Com a aprovação, as muretas tornam-se o 61º bem protegido pela cidade e o primeiro a obter o reconhecimento duplo, contemplando tanto a dimensão material quanto a imaterial.

Fotos: Prefeitura de Santos
Patrimônio Material e Imaterial
A proteção de valor imaterial reconhece a estrutura como referência cultural ligada à memória, ao pertencimento e ao imaginário santista — status que extrapolou a arquitetura para estampar souvenirs, joias, obras de arte e tatuagens.

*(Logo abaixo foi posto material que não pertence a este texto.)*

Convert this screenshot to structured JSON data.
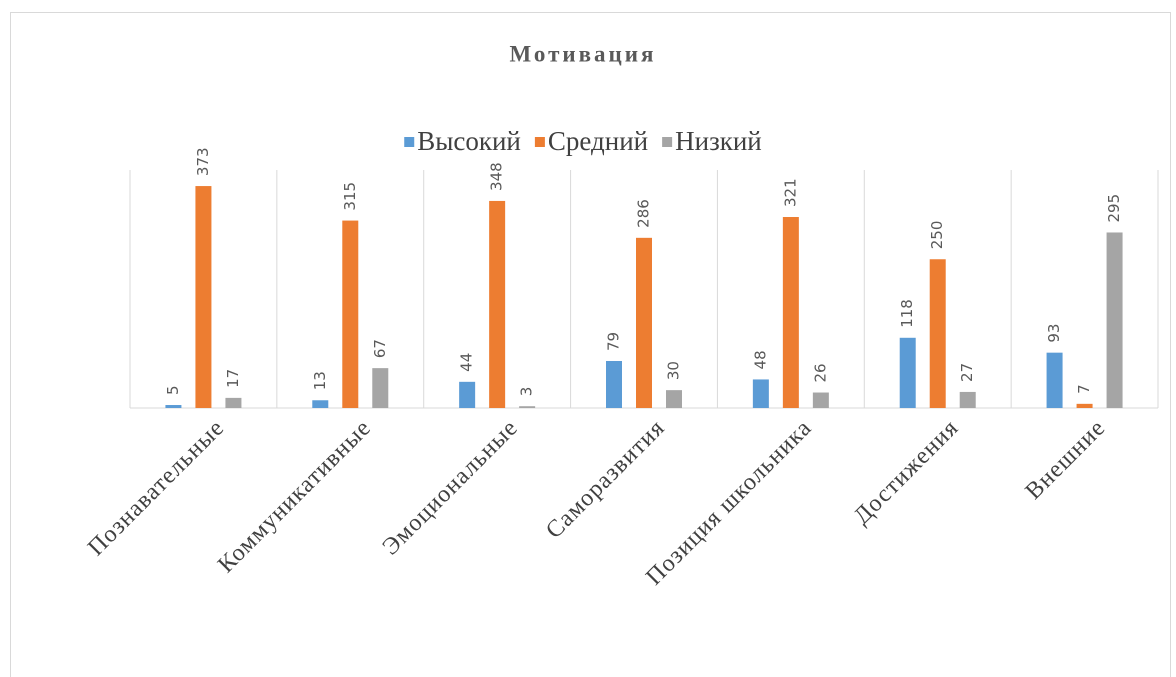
{
  "chart_data": {
    "type": "bar",
    "title": "Мотивация",
    "categories": [
      "Познавательные",
      "Коммуникативные",
      "Эмоциональные",
      "Саморазвития",
      "Позиция школьника",
      "Достижения",
      "Внешние"
    ],
    "series": [
      {
        "name": "Высокий",
        "color": "#5b9bd5",
        "values": [
          5,
          13,
          44,
          79,
          48,
          118,
          93
        ]
      },
      {
        "name": "Средний",
        "color": "#ed7d31",
        "values": [
          373,
          315,
          348,
          286,
          321,
          250,
          7
        ]
      },
      {
        "name": "Низкий",
        "color": "#a5a5a5",
        "values": [
          17,
          67,
          3,
          30,
          26,
          27,
          295
        ]
      }
    ],
    "ylim": [
      0,
      400
    ],
    "legend": "top"
  }
}
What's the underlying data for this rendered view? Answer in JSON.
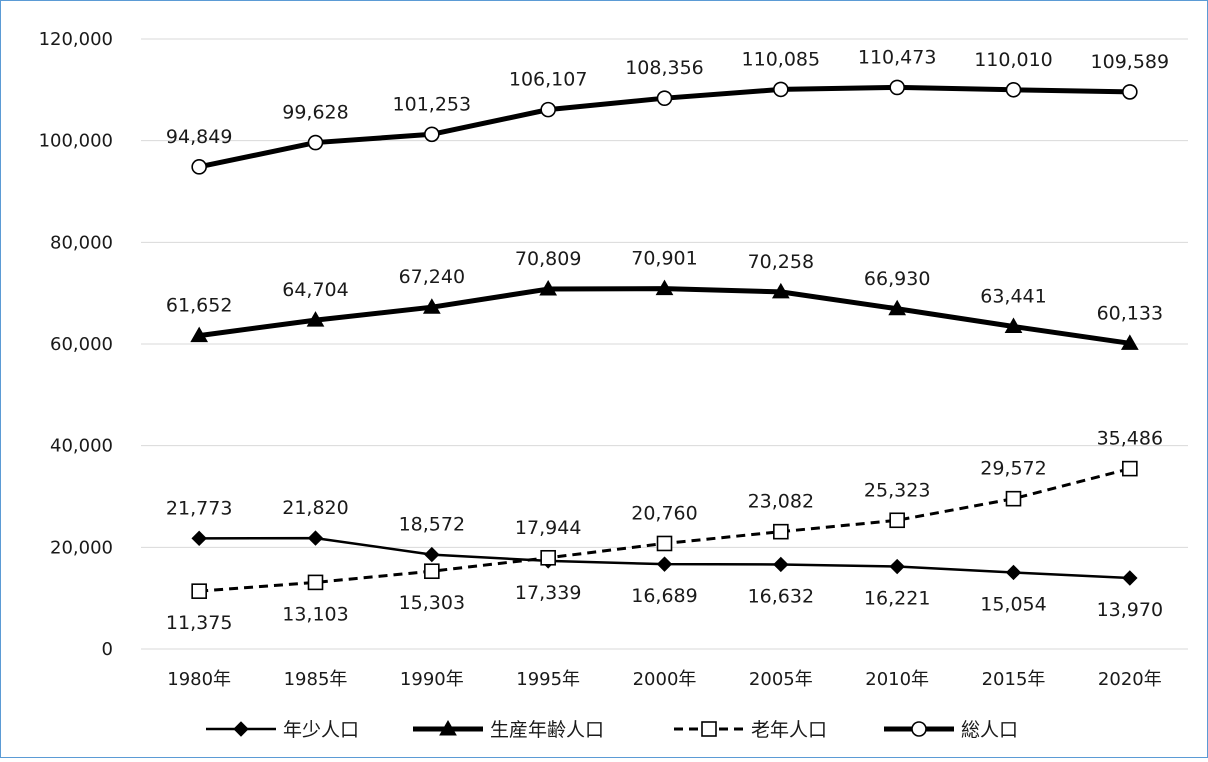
{
  "chart_data": {
    "type": "line",
    "title": "",
    "xlabel": "",
    "ylabel": "",
    "categories": [
      "1980年",
      "1985年",
      "1990年",
      "1995年",
      "2000年",
      "2005年",
      "2010年",
      "2015年",
      "2020年"
    ],
    "ylim": [
      0,
      120000
    ],
    "yticks": [
      0,
      20000,
      40000,
      60000,
      80000,
      100000,
      120000
    ],
    "ytick_labels": [
      "0",
      "20,000",
      "40,000",
      "60,000",
      "80,000",
      "100,000",
      "120,000"
    ],
    "grid": true,
    "legend_position": "bottom",
    "series": [
      {
        "key": "youth",
        "name": "年少人口",
        "values": [
          21773,
          21820,
          18572,
          17339,
          16689,
          16632,
          16221,
          15054,
          13970
        ],
        "labels": [
          "21,773",
          "21,820",
          "18,572",
          "17,339",
          "16,689",
          "16,632",
          "16,221",
          "15,054",
          "13,970"
        ],
        "label_side": [
          "above",
          "above",
          "above",
          "below",
          "below",
          "below",
          "below",
          "below",
          "below"
        ],
        "line_style": "solid",
        "marker": "diamond-filled",
        "color": "#000000"
      },
      {
        "key": "working",
        "name": "生産年齢人口",
        "values": [
          61652,
          64704,
          67240,
          70809,
          70901,
          70258,
          66930,
          63441,
          60133
        ],
        "labels": [
          "61,652",
          "64,704",
          "67,240",
          "70,809",
          "70,901",
          "70,258",
          "66,930",
          "63,441",
          "60,133"
        ],
        "label_side": [
          "above",
          "above",
          "above",
          "above",
          "above",
          "above",
          "above",
          "above",
          "above"
        ],
        "line_style": "solid-thick",
        "marker": "triangle-filled",
        "color": "#000000"
      },
      {
        "key": "elderly",
        "name": "老年人口",
        "values": [
          11375,
          13103,
          15303,
          17944,
          20760,
          23082,
          25323,
          29572,
          35486
        ],
        "labels": [
          "11,375",
          "13,103",
          "15,303",
          "17,944",
          "20,760",
          "23,082",
          "25,323",
          "29,572",
          "35,486"
        ],
        "label_side": [
          "below",
          "below",
          "below",
          "above",
          "above",
          "above",
          "above",
          "above",
          "above"
        ],
        "line_style": "dashed",
        "marker": "square-open",
        "color": "#000000"
      },
      {
        "key": "total",
        "name": "総人口",
        "values": [
          94849,
          99628,
          101253,
          106107,
          108356,
          110085,
          110473,
          110010,
          109589
        ],
        "labels": [
          "94,849",
          "99,628",
          "101,253",
          "106,107",
          "108,356",
          "110,085",
          "110,473",
          "110,010",
          "109,589"
        ],
        "label_side": [
          "above",
          "above",
          "above",
          "above",
          "above",
          "above",
          "above",
          "above",
          "above"
        ],
        "line_style": "solid-thick",
        "marker": "circle-open",
        "color": "#000000"
      }
    ]
  },
  "colors": {
    "border": "#5b9bd5",
    "grid": "#d9d9d9",
    "line": "#000000",
    "background": "#ffffff"
  }
}
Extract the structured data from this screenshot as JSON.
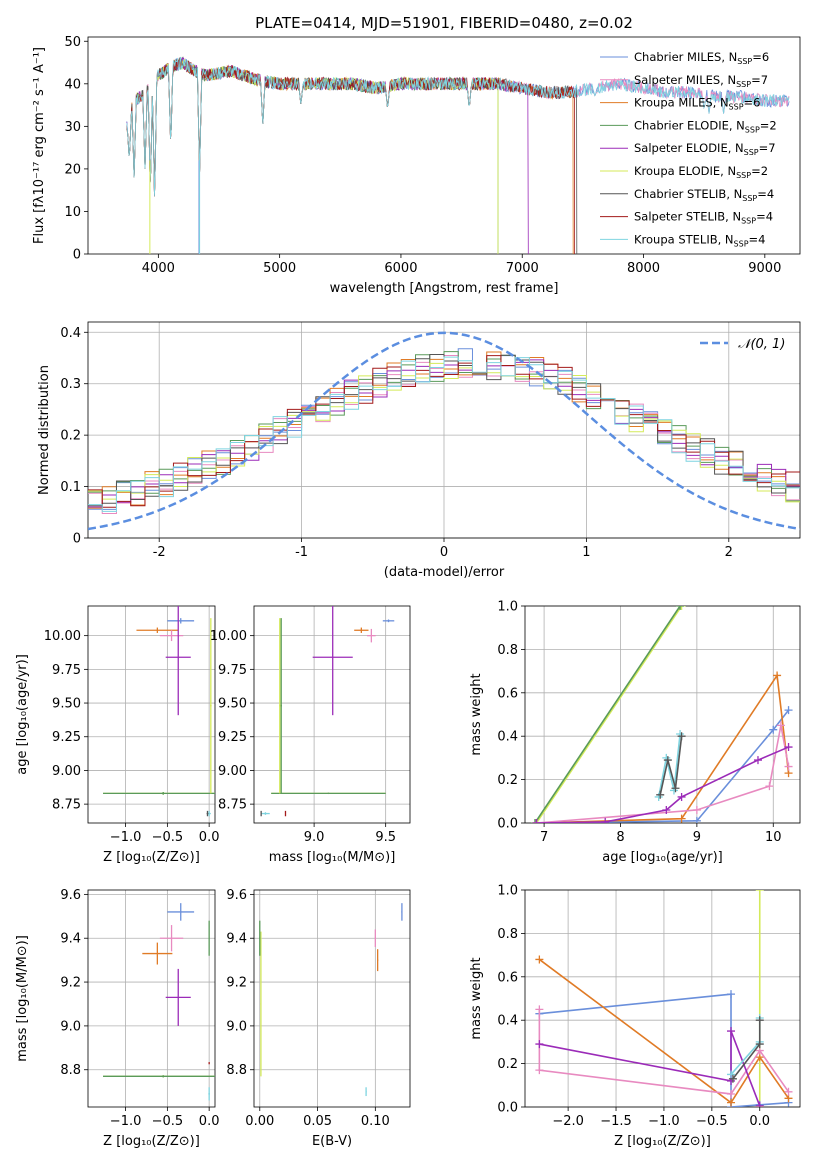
{
  "figure": {
    "title": "PLATE=0414, MJD=51901, FIBERID=0480, z=0.02"
  },
  "colors": {
    "Chabrier MILES": "#6a8fdb",
    "Salpeter MILES": "#e88ac0",
    "Kroupa MILES": "#e07b26",
    "Chabrier ELODIE": "#5a9a5a",
    "Salpeter ELODIE": "#9b2bb8",
    "Kroupa ELODIE": "#d4ea5a",
    "Chabrier STELIB": "#555555",
    "Salpeter STELIB": "#a31a1a",
    "Kroupa STELIB": "#7fd4e0",
    "gauss": "#5b8ee0"
  },
  "chart_data": [
    {
      "id": "spectrum",
      "type": "line",
      "title": "PLATE=0414, MJD=51901, FIBERID=0480, z=0.02",
      "xlabel": "wavelength [Angstrom, rest frame]",
      "ylabel": "Flux [fλ10⁻¹⁷ erg cm⁻² s⁻¹ A⁻¹]",
      "xlim": [
        3420,
        9290
      ],
      "ylim": [
        0,
        51
      ],
      "xticks": [
        4000,
        5000,
        6000,
        7000,
        8000,
        9000
      ],
      "yticks": [
        0,
        10,
        20,
        30,
        40,
        50
      ],
      "legend_position": "top-right",
      "legend": [
        {
          "label": "Chabrier MILES, N",
          "sub": "SSP",
          "suffix": "=6",
          "model": "Chabrier MILES"
        },
        {
          "label": "Salpeter MILES, N",
          "sub": "SSP",
          "suffix": "=7",
          "model": "Salpeter MILES"
        },
        {
          "label": "Kroupa MILES, N",
          "sub": "SSP",
          "suffix": "=6",
          "model": "Kroupa MILES"
        },
        {
          "label": "Chabrier ELODIE, N",
          "sub": "SSP",
          "suffix": "=2",
          "model": "Chabrier ELODIE"
        },
        {
          "label": "Salpeter ELODIE, N",
          "sub": "SSP",
          "suffix": "=7",
          "model": "Salpeter ELODIE"
        },
        {
          "label": "Kroupa ELODIE, N",
          "sub": "SSP",
          "suffix": "=2",
          "model": "Kroupa ELODIE"
        },
        {
          "label": "Chabrier STELIB, N",
          "sub": "SSP",
          "suffix": "=4",
          "model": "Chabrier STELIB"
        },
        {
          "label": "Salpeter STELIB, N",
          "sub": "SSP",
          "suffix": "=4",
          "model": "Salpeter STELIB"
        },
        {
          "label": "Kroupa STELIB, N",
          "sub": "SSP",
          "suffix": "=4",
          "model": "Kroupa STELIB"
        }
      ],
      "continuum": {
        "x": [
          3740,
          3800,
          3900,
          4000,
          4100,
          4200,
          4300,
          4400,
          4600,
          4800,
          5000,
          5200,
          5400,
          5600,
          5800,
          6000,
          6200,
          6400,
          6600,
          6800,
          7000,
          7200,
          7400,
          7600,
          7800,
          8000,
          8200,
          8400,
          8600,
          8800,
          9000,
          9200
        ],
        "y": [
          30,
          36,
          38,
          42,
          44,
          45,
          43,
          42,
          43,
          41,
          40,
          40,
          40,
          40,
          39,
          40,
          40,
          40,
          40,
          40,
          39,
          38,
          38,
          39,
          40,
          39,
          38,
          38,
          37,
          37,
          36,
          36
        ]
      },
      "dips": [
        {
          "x": 3760,
          "y": 22
        },
        {
          "x": 3800,
          "y": 18
        },
        {
          "x": 3890,
          "y": 20
        },
        {
          "x": 3934,
          "y": 14
        },
        {
          "x": 3969,
          "y": 12
        },
        {
          "x": 4102,
          "y": 25
        },
        {
          "x": 4340,
          "y": 19
        },
        {
          "x": 4861,
          "y": 30
        },
        {
          "x": 5175,
          "y": 35
        },
        {
          "x": 5890,
          "y": 34
        },
        {
          "x": 6563,
          "y": 34
        },
        {
          "x": 7600,
          "y": 37
        },
        {
          "x": 8500,
          "y": 34
        },
        {
          "x": 8540,
          "y": 33
        },
        {
          "x": 8660,
          "y": 33
        }
      ],
      "model_ends": [
        {
          "model": "Kroupa ELODIE",
          "x_end": 6800
        },
        {
          "model": "Salpeter STELIB",
          "x_end": 7430
        },
        {
          "model": "Kroupa MILES",
          "x_end": 7420
        },
        {
          "model": "Salpeter ELODIE",
          "x_end": 7050
        },
        {
          "model": "Chabrier ELODIE",
          "x_end": 6800
        },
        {
          "model": "Chabrier STELIB",
          "x_end": 7450
        }
      ]
    },
    {
      "id": "residuals",
      "type": "line",
      "xlabel": "(data-model)/error",
      "ylabel": "Normed distribution",
      "xlim": [
        -2.5,
        2.5
      ],
      "ylim": [
        0,
        0.42
      ],
      "xticks": [
        -2,
        -1,
        0,
        1,
        2
      ],
      "yticks": [
        0.0,
        0.1,
        0.2,
        0.3,
        0.4
      ],
      "legend_position": "top-right",
      "gauss_label": "𝒩(0, 1)",
      "bin_width": 0.1
    },
    {
      "id": "age-vs-Z",
      "type": "scatter",
      "xlabel": "Z [log₁₀(Z/Z⊙)]",
      "ylabel": "age  [log₁₀(age/yr)]",
      "xlim": [
        -1.45,
        0.07
      ],
      "ylim": [
        8.61,
        10.22
      ],
      "xticks": [
        -1.0,
        -0.5,
        0.0
      ],
      "xticklabels": [
        "−1.0",
        "−0.5",
        "0.0"
      ],
      "yticks": [
        8.75,
        9.0,
        9.25,
        9.5,
        9.75,
        10.0
      ],
      "yticklabels": [
        "8.75",
        "9.00",
        "9.25",
        "9.50",
        "9.75",
        "10.00"
      ],
      "points": [
        {
          "model": "Chabrier MILES",
          "x": -0.34,
          "xerr": 0.16,
          "y": 10.11,
          "yerr": 0.02
        },
        {
          "model": "Kroupa MILES",
          "x": -0.62,
          "xerr": 0.25,
          "y": 10.04,
          "yerr": 0.02
        },
        {
          "model": "Salpeter MILES",
          "x": -0.45,
          "xerr": 0.14,
          "y": 10.0,
          "yerr": 0.04
        },
        {
          "model": "Salpeter ELODIE",
          "x": -0.37,
          "xerr": 0.15,
          "y": 9.84,
          "yerr": 0.43
        },
        {
          "model": "Kroupa ELODIE",
          "x": -0.55,
          "xerr": 0.72,
          "y": 8.83,
          "yerr": 0.01
        },
        {
          "model": "Chabrier ELODIE",
          "x": -0.55,
          "xerr": 0.72,
          "y": 8.83,
          "yerr": 0.01
        },
        {
          "model": "Kroupa ELODIE",
          "x": 0.02,
          "xerr": 0.01,
          "y": 9.48,
          "yerr": 0.65
        },
        {
          "model": "Kroupa STELIB",
          "x": 0.0,
          "xerr": 0.02,
          "y": 8.68,
          "yerr": 0.02
        },
        {
          "model": "Chabrier STELIB",
          "x": -0.02,
          "xerr": 0.01,
          "y": 8.68,
          "yerr": 0.02
        }
      ]
    },
    {
      "id": "age-vs-mass",
      "type": "scatter",
      "xlabel": "mass [log₁₀(M/M⊙)]",
      "ylabel": "",
      "xlim": [
        8.58,
        9.67
      ],
      "ylim": [
        8.61,
        10.22
      ],
      "xticks": [
        9.0,
        9.5
      ],
      "xticklabels": [
        "9.0",
        "9.5"
      ],
      "yticks": [
        8.75,
        9.0,
        9.25,
        9.5,
        9.75,
        10.0
      ],
      "yticklabels": [
        "8.75",
        "9.00",
        "9.25",
        "9.50",
        "9.75",
        "10.00"
      ],
      "points": [
        {
          "model": "Chabrier MILES",
          "x": 9.52,
          "xerr": 0.04,
          "y": 10.11,
          "yerr": 0.01
        },
        {
          "model": "Kroupa MILES",
          "x": 9.33,
          "xerr": 0.05,
          "y": 10.04,
          "yerr": 0.02
        },
        {
          "model": "Salpeter MILES",
          "x": 9.4,
          "xerr": 0.03,
          "y": 10.0,
          "yerr": 0.05
        },
        {
          "model": "Salpeter ELODIE",
          "x": 9.13,
          "xerr": 0.14,
          "y": 9.84,
          "yerr": 0.43
        },
        {
          "model": "Kroupa ELODIE",
          "x": 9.1,
          "xerr": 0.4,
          "y": 8.83,
          "yerr": 0.005
        },
        {
          "model": "Chabrier ELODIE",
          "x": 9.1,
          "xerr": 0.4,
          "y": 8.83,
          "yerr": 0.005
        },
        {
          "model": "Kroupa ELODIE",
          "x": 8.76,
          "xerr": 0.005,
          "y": 9.48,
          "yerr": 0.65
        },
        {
          "model": "Chabrier ELODIE",
          "x": 8.77,
          "xerr": 0.005,
          "y": 9.48,
          "yerr": 0.65
        },
        {
          "model": "Kroupa STELIB",
          "x": 8.66,
          "xerr": 0.03,
          "y": 8.68,
          "yerr": 0.01
        },
        {
          "model": "Salpeter STELIB",
          "x": 8.8,
          "xerr": 0.003,
          "y": 8.68,
          "yerr": 0.02
        },
        {
          "model": "Chabrier STELIB",
          "x": 8.63,
          "xerr": 0.003,
          "y": 8.68,
          "yerr": 0.02
        }
      ]
    },
    {
      "id": "weight-vs-age",
      "type": "line",
      "xlabel": "age  [log₁₀(age/yr)]",
      "ylabel": "mass weight",
      "xlim": [
        6.75,
        10.35
      ],
      "ylim": [
        0,
        1.0
      ],
      "xticks": [
        7,
        8,
        9,
        10
      ],
      "xticklabels": [
        "7",
        "8",
        "9",
        "10"
      ],
      "yticks": [
        0,
        0.2,
        0.4,
        0.6,
        0.8,
        1.0
      ],
      "yticklabels": [
        "0.0",
        "0.2",
        "0.4",
        "0.6",
        "0.8",
        "1.0"
      ],
      "series": [
        {
          "model": "Kroupa ELODIE",
          "x": [
            6.9,
            8.8
          ],
          "y": [
            0.0,
            1.0
          ]
        },
        {
          "model": "Chabrier ELODIE",
          "x": [
            6.88,
            8.78
          ],
          "y": [
            0.0,
            1.0
          ]
        },
        {
          "model": "Chabrier MILES",
          "x": [
            6.9,
            9.0,
            10.0,
            10.2
          ],
          "y": [
            0.0,
            0.01,
            0.43,
            0.52
          ]
        },
        {
          "model": "Kroupa MILES",
          "x": [
            6.9,
            8.8,
            10.05,
            10.2
          ],
          "y": [
            0.0,
            0.02,
            0.68,
            0.23
          ]
        },
        {
          "model": "Salpeter MILES",
          "x": [
            6.9,
            9.0,
            9.95,
            10.1,
            10.2
          ],
          "y": [
            0.0,
            0.06,
            0.17,
            0.45,
            0.26
          ]
        },
        {
          "model": "Salpeter ELODIE",
          "x": [
            6.9,
            7.8,
            8.6,
            8.8,
            9.8,
            10.2
          ],
          "y": [
            0.0,
            0.005,
            0.06,
            0.12,
            0.29,
            0.35
          ]
        },
        {
          "model": "Kroupa STELIB",
          "x": [
            8.5,
            8.6,
            8.7,
            8.78
          ],
          "y": [
            0.12,
            0.3,
            0.15,
            0.41
          ]
        },
        {
          "model": "Chabrier STELIB",
          "x": [
            8.52,
            8.62,
            8.72,
            8.8
          ],
          "y": [
            0.13,
            0.29,
            0.16,
            0.4
          ]
        }
      ]
    },
    {
      "id": "mass-vs-Z",
      "type": "scatter",
      "xlabel": "Z [log₁₀(Z/Z⊙)]",
      "ylabel": "mass [log₁₀(M/M⊙)]",
      "xlim": [
        -1.45,
        0.07
      ],
      "ylim": [
        8.63,
        9.62
      ],
      "xticks": [
        -1.0,
        -0.5,
        0.0
      ],
      "xticklabels": [
        "−1.0",
        "−0.5",
        "0.0"
      ],
      "yticks": [
        8.8,
        9.0,
        9.2,
        9.4,
        9.6
      ],
      "yticklabels": [
        "8.8",
        "9.0",
        "9.2",
        "9.4",
        "9.6"
      ],
      "points": [
        {
          "model": "Chabrier MILES",
          "x": -0.34,
          "xerr": 0.16,
          "y": 9.52,
          "yerr": 0.04
        },
        {
          "model": "Salpeter MILES",
          "x": -0.45,
          "xerr": 0.14,
          "y": 9.4,
          "yerr": 0.06
        },
        {
          "model": "Kroupa MILES",
          "x": -0.62,
          "xerr": 0.18,
          "y": 9.33,
          "yerr": 0.05
        },
        {
          "model": "Salpeter ELODIE",
          "x": -0.37,
          "xerr": 0.15,
          "y": 9.13,
          "yerr": 0.13
        },
        {
          "model": "Kroupa ELODIE",
          "x": -0.55,
          "xerr": 0.72,
          "y": 8.77,
          "yerr": 0.005
        },
        {
          "model": "Chabrier ELODIE",
          "x": -0.55,
          "xerr": 0.72,
          "y": 8.77,
          "yerr": 0.005
        },
        {
          "model": "Chabrier ELODIE",
          "x": 0.0,
          "xerr": 0.005,
          "y": 9.4,
          "yerr": 0.08
        },
        {
          "model": "Kroupa STELIB",
          "x": 0.0,
          "xerr": 0.01,
          "y": 8.69,
          "yerr": 0.03
        },
        {
          "model": "Salpeter STELIB",
          "x": 0.0,
          "xerr": 0.005,
          "y": 8.83,
          "yerr": 0.005
        }
      ]
    },
    {
      "id": "mass-vs-EBV",
      "type": "scatter",
      "xlabel": "E(B-V)",
      "ylabel": "",
      "xlim": [
        -0.005,
        0.13
      ],
      "ylim": [
        8.63,
        9.62
      ],
      "xticks": [
        0.0,
        0.05,
        0.1
      ],
      "xticklabels": [
        "0.00",
        "0.05",
        "0.10"
      ],
      "yticks": [
        8.8,
        9.0,
        9.2,
        9.4,
        9.6
      ],
      "yticklabels": [
        "8.8",
        "9.0",
        "9.2",
        "9.4",
        "9.6"
      ],
      "points": [
        {
          "model": "Chabrier MILES",
          "x": 0.123,
          "xerr": 0.0005,
          "y": 9.52,
          "yerr": 0.04
        },
        {
          "model": "Salpeter MILES",
          "x": 0.1,
          "xerr": 0.0005,
          "y": 9.4,
          "yerr": 0.04
        },
        {
          "model": "Kroupa MILES",
          "x": 0.102,
          "xerr": 0.0005,
          "y": 9.3,
          "yerr": 0.05
        },
        {
          "model": "Kroupa ELODIE",
          "x": 0.001,
          "xerr": 0.0005,
          "y": 9.1,
          "yerr": 0.33
        },
        {
          "model": "Chabrier ELODIE",
          "x": 0.0,
          "xerr": 0.0005,
          "y": 9.4,
          "yerr": 0.08
        },
        {
          "model": "Kroupa STELIB",
          "x": 0.092,
          "xerr": 0.0005,
          "y": 8.7,
          "yerr": 0.02
        }
      ]
    },
    {
      "id": "weight-vs-Z",
      "type": "line",
      "xlabel": "Z [log₁₀(Z/Z⊙)]",
      "ylabel": "mass weight",
      "xlim": [
        -2.45,
        0.42
      ],
      "ylim": [
        0,
        1.0
      ],
      "xticks": [
        -2.0,
        -1.5,
        -1.0,
        -0.5,
        0.0
      ],
      "xticklabels": [
        "−2.0",
        "−1.5",
        "−1.0",
        "−0.5",
        "0.0"
      ],
      "yticks": [
        0,
        0.2,
        0.4,
        0.6,
        0.8,
        1.0
      ],
      "yticklabels": [
        "0.0",
        "0.2",
        "0.4",
        "0.6",
        "0.8",
        "1.0"
      ],
      "series": [
        {
          "model": "Kroupa ELODIE",
          "x": [
            0.0,
            0.0
          ],
          "y": [
            0.0,
            1.0
          ]
        },
        {
          "model": "Chabrier MILES",
          "x": [
            -2.3,
            -0.3,
            -0.3,
            0.0,
            0.3
          ],
          "y": [
            0.43,
            0.52,
            0.0,
            0.01,
            0.02
          ]
        },
        {
          "model": "Kroupa MILES",
          "x": [
            -2.3,
            -0.3,
            0.0,
            0.3
          ],
          "y": [
            0.68,
            0.02,
            0.23,
            0.04
          ]
        },
        {
          "model": "Salpeter MILES",
          "x": [
            -2.3,
            -2.3,
            -0.3,
            0.0,
            0.3
          ],
          "y": [
            0.45,
            0.17,
            0.06,
            0.26,
            0.07
          ]
        },
        {
          "model": "Salpeter ELODIE",
          "x": [
            -2.3,
            -0.3,
            -0.3,
            0.0
          ],
          "y": [
            0.29,
            0.12,
            0.35,
            0.005
          ]
        },
        {
          "model": "Kroupa STELIB",
          "x": [
            -0.3,
            0.0,
            0.0
          ],
          "y": [
            0.15,
            0.3,
            0.41
          ]
        },
        {
          "model": "Chabrier STELIB",
          "x": [
            -0.28,
            0.0,
            0.0
          ],
          "y": [
            0.13,
            0.29,
            0.4
          ]
        }
      ]
    }
  ]
}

Já a proteção material é focada exclusivamente no trecho original remanescente localizado na Avenida Rei Pelé (antiga Saldanha da Gama), entre a Rua Carlos de Campos e a Praça Almirante Gago Coutinho.
A partir de agora, qualquer intervenção no trecho protegido dependerá de autorização prévia do Condepasa.

Origem das muretas
Projetadas no início da década de 1940 sob a coordenação do engenheiro Carlos Lang, as muretas integraram o conjunto de intervenções urbanísticas da terceira gestão do prefeito Antônio Gomide Ribeiro dos Santos (1941-1945).
O que nasceu como barreira de proteção para pedestres na orla transformou-se, ao longo das décadas, no principal ícone visual do município.